An endpoint is a measurable component of a clinical trial that helps the researchers to determine the effectiveness of the trial.
Treatment trial endpoints often include tumour response (if and how well a treatment worked as measured by tumour shrinkage or the time it took for a tumour to start growing). Endpoints also include participant survival. Disease-free survival and overall survival are 2 specific measures of survival.
- Disease-free survival is the amount of time a participant survives without the cancer coming back (recurring).
- Overall survival is the amount of time a participant lives.
A supportive care trial endpoint may determine how well a person’s symptoms were controlled.
In phase I and II clinical trials, researchers are trying to determine how to give experimental treatments safely and their effect in people with cancer. People in these studies usually receive the same treatment, although the dose, schedule or both may differ between participants.
In phase III studies, researchers are trying to compare new treatments with those that already exist, so there are usually 2 or more study groups or arms. Studies may be single armed, double armed or have multiple arms. Studies may also be planned (not yet open to participants), open (accepting participants) or closed (no more participants are needed).
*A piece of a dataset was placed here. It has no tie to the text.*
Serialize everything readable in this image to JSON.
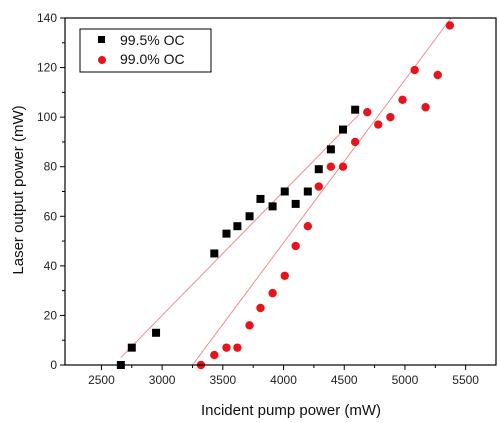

In most cancer treatment trials in Canada, the provincial health insurance plan or the group sponsoring the study will cover the cost of care, medicine and testing. Taking part in a study may result in some costs or expenses for the person participating. These might include the cost of getting to the treatment centre or medicine to treat side effects of treatment, such as anti-nausea drugs. It’s a good idea to ask the healthcare team about possible additional costs. These extra costs are covered in some clinical trials.
After a clinical trial, researchers look carefully at all the results before making any conclusions about the study’s medical importance. The results of clinical trials are often published in scientific journals. A really important finding may also be reported in the media.
Taking part in a clinical trial is voluntary. People may leave the trial at any time. If they choose to leave the trial, they will continue to receive the best standard treatment. A person may withdraw from the study at their request, or sometimes in consultation with their study healthcare provider, if it is not in their best interest to continue.
A clinical trial may also be stopped if:
- it shows that the experimental treatment is not effective
- serious side effects occur
- it shows the experimental treatment is more effective than standard treatment
- In this case, all participants are offered the new treatment.